Interactions of intracellular pH and intracellular calcium in primary cultures of rabbit corneal epithelial cells

Summary Homeostasis of intracellular calcium ([Ca⁺⁺]_i) and pH (pH_i) is important in the cell's ability to respond to growth factors, to initiate differentiation and proliferation, and to maintain normal metabolic pathways. Because of the importance of these ions to cellular functions, we investigated the effects of changes of [Ca⁺⁺]_i and pH_i on each other in primary cultures of rabbit corneal epithelial cells.

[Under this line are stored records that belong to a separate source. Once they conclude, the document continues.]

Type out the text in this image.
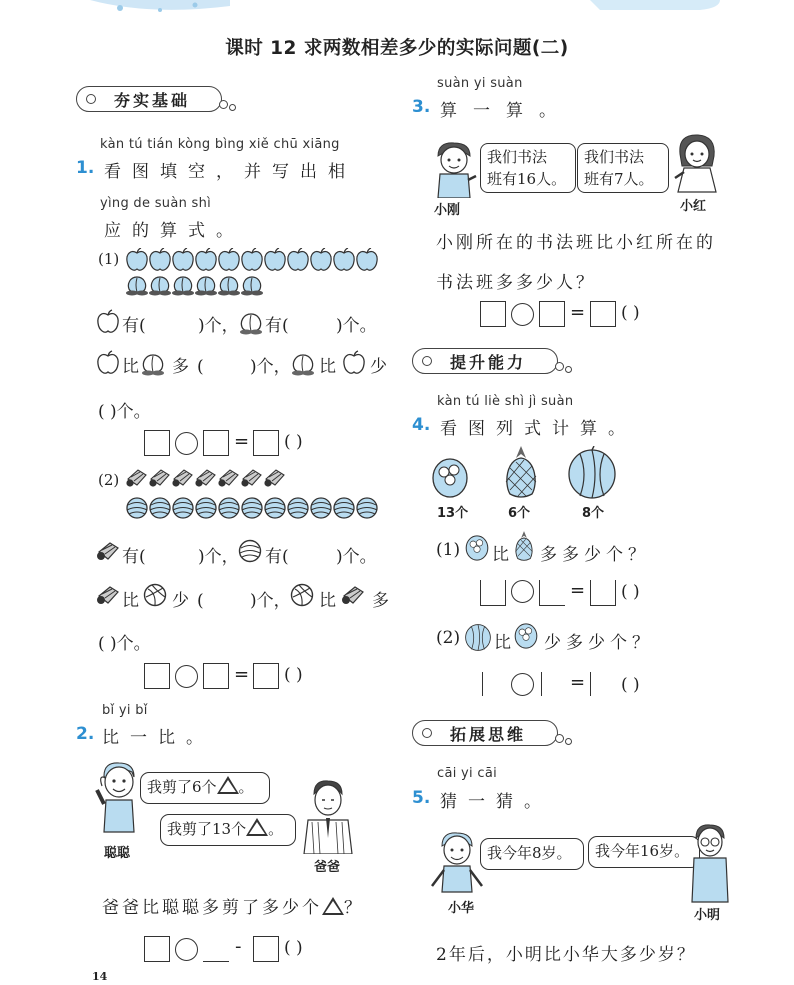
课时 12 求两数相差多少的实际问题(二)
夯实基础
kàn tú tián kòng bìng xiě chū xiāng
1. 看图填空，并写出相
yìng de suàn shì
应的算式。
(1)
有(	)个， 有(	)个。
比 多( )个， 比 少
( )个。
= ( )
(2)
有(	)个， 有(	)个。
比 少( )个， 比 多
( )个。
= ( )
bǐ yi bǐ
2. 比一比。
我剪了6个 。
聪聪
我剪了13个 。
爸爸
爸爸比聪聪多剪了多少个 ？
-	( )
suàn yi suàn
3. 算一算。
小刚
我们书法
班有16人。
我们书法
班有7人。
小红
小刚所在的书法班比小红所在的
书法班多多少人？
= ( )
提升能力
kàn tú liè shì jì suàn
4. 看图列式计算。
13个	6个	8个
(1) 比 多多少个？
= ( )
(2) 比 少多少个？
= ( )
拓展思维
cāi yi cāi
5. 猜一猜。
小华
我今年8岁。	我今年16岁。
小明
2年后，小明比小华大多少岁？
14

Digitized fluorescence imaging was used to measure [Ca⁺⁺]_i with fura-2 and pH_i with 2′,7′-bis(2-carboxyethyl)-5(6)-carboxyfluorescein (BCECF). Resting pH_i in these cells was 7.37±0.05 (n=20 cells) and resting [Ca⁺⁺]_i was 129±10 nM (n=35 cells) using a nominally bicarbonate-free Krebs Ringer HEPES buffer (KRHB), pH 7.4. On exposure to 20 mM NH₄Cl, which rapidly alkalinized cells by 0.45 pH units, an increase in [Ca⁺⁺]_i to 215±14 nM occurred. Pretreatment of the cells with 100 μM verapamil or exposure to 1 mM ethylene bis-(oxyethylenenitrilo)-tetraacetic acid (EGTA) without extracellular calcium before addition of 20 mM NH₄Cl did not abolish the calcium increase, suggesting that the source of the calcium transient was from intracellular calcium stores. On removal of NH₄Cl or addition of 20 mM sodium lactate, there were minimal changes in calcium even though pH_i decreased. Treatment of CE cells with the calcium ionophores, ionomycin and 4-bromo A23187, increased [Ca⁺⁺]_i, but produced a biphasic change in pH_i. Initially, there was an acidification of the cytosol, and then an alkalinization of 0.10 to 0.11 pH units above initial values. When [Ca⁺⁺]_i was decreased by treating the cells with 5 mM EGTA and 20 μM ionomycin, pH_i decreased by 0.35±0.02 units. We conclude that an increase in pH_i leads to an increase in [Ca⁺⁺]_i in rabbit corneal epithelial cells; however, a decrease in pH_i leads to minor changes in [Ca⁺⁺]_i. The ability of CE cells to maintain proper calcium homeostasis when pH_i is decreased may represent an adaptive mechanism to maintain physiological calcium levels during periods of acidification, which occur during prolonged eye closure.